Why in the news? The OTOF gene is the primary target for the breakthrough gene therapies recently reported in 2026.

  • Gene Replacement: Because the deafness is caused by a single missing protein, scientists can use a viral vector (like a microscopic delivery truck) to carry a healthy version of the OTOF gene into the ear.
  • Success: Once the new gene is in place, the hair cells start producing Otoferlin, and the “bridge” to the brain is restored, allowing previously deaf children to hear naturally for the first time.

What is OTOF gene?

The OTOF gene is the biological blueprint for a protein called Otoferlin. It plays a critical role in how we hear by acting as the “messenger” between the ear and the brain.

In technical terms, it is located on Chromosome 2 (at position 2p23.1).

How the OTOF Gene Works?

To understand the gene, you have to understand the protein it creates. Otoferlin is found in the inner hair cells of the cochlea (the snail-shaped part of the inner ear).
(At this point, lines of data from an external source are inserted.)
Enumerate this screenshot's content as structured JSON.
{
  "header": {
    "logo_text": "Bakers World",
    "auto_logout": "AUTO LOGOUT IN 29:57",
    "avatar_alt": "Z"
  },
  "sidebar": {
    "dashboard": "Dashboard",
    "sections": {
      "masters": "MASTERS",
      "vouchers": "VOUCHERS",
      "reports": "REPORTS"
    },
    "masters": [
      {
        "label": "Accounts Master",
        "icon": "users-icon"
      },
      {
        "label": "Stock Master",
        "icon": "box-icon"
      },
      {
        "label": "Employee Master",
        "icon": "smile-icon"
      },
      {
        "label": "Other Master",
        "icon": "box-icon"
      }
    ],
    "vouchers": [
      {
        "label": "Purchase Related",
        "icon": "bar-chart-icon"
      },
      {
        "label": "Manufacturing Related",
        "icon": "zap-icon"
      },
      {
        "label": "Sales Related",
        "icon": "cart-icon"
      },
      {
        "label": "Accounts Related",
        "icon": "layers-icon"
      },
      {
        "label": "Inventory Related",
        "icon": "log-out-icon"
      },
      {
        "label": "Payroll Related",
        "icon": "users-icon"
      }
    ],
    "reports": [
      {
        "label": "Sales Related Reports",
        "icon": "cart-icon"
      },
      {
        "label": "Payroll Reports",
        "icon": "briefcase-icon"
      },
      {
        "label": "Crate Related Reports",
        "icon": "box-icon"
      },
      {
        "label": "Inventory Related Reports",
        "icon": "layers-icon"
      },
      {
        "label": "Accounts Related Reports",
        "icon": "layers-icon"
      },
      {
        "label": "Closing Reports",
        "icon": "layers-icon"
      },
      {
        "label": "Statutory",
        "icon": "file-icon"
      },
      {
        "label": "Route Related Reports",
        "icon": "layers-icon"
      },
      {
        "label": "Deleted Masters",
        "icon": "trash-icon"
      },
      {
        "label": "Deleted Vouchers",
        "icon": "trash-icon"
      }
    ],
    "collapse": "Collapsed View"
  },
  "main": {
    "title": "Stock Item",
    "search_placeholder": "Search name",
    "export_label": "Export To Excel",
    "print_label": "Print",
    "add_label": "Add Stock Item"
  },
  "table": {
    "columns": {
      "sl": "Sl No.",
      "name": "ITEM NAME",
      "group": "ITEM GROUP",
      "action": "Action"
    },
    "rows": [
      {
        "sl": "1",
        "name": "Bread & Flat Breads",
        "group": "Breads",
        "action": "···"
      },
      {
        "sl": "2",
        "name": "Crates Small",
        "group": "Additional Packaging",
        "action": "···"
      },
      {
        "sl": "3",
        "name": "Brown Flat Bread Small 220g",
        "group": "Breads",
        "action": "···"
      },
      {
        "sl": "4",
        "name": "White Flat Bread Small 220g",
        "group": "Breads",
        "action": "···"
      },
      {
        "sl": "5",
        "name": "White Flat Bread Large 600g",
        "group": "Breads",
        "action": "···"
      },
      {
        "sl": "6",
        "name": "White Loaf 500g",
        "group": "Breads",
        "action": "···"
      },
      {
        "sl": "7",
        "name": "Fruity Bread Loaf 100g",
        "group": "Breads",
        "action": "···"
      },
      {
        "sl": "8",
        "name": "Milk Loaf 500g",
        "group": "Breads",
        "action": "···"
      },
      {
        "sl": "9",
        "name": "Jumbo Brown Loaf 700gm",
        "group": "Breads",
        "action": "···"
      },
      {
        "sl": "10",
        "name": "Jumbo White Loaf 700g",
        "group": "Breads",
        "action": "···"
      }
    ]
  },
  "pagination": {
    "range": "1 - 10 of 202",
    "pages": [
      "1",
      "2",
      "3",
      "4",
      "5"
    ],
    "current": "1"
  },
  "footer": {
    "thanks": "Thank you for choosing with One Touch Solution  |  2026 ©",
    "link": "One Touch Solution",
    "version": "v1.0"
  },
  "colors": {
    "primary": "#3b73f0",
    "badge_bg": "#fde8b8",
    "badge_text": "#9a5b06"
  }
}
  1. Sound Reception: When sound waves enter your ear, they vibrate the tiny hair cells.
  2. The Trigger: These vibrations cause calcium to enter the hair cells.
  3. The Messenger (Otoferlin): Otoferlin senses this calcium and immediately triggers the release of chemical messengers (neurotransmitters) across the gap (synapse) to the auditory nerve.
  4. Brain Perception: The nerve carries the signal to the brain, which interprets it as sound.

What happens when the OTOF gene is mutated?

If the OTOF gene is defective (mutated), the body cannot produce functional Otoferlin. This leads to a specific condition called Auditory Neuropathy Spectrum Disorder (ANSD).

  • The “Silent” Signal: The ear “hears” the sound (the hair cells still vibrate), but because the Otoferlin protein is missing or broken, the signal never jumps the gap to the auditory nerve.
  • Result: The brain receives no information, resulting in profound deafness from birth.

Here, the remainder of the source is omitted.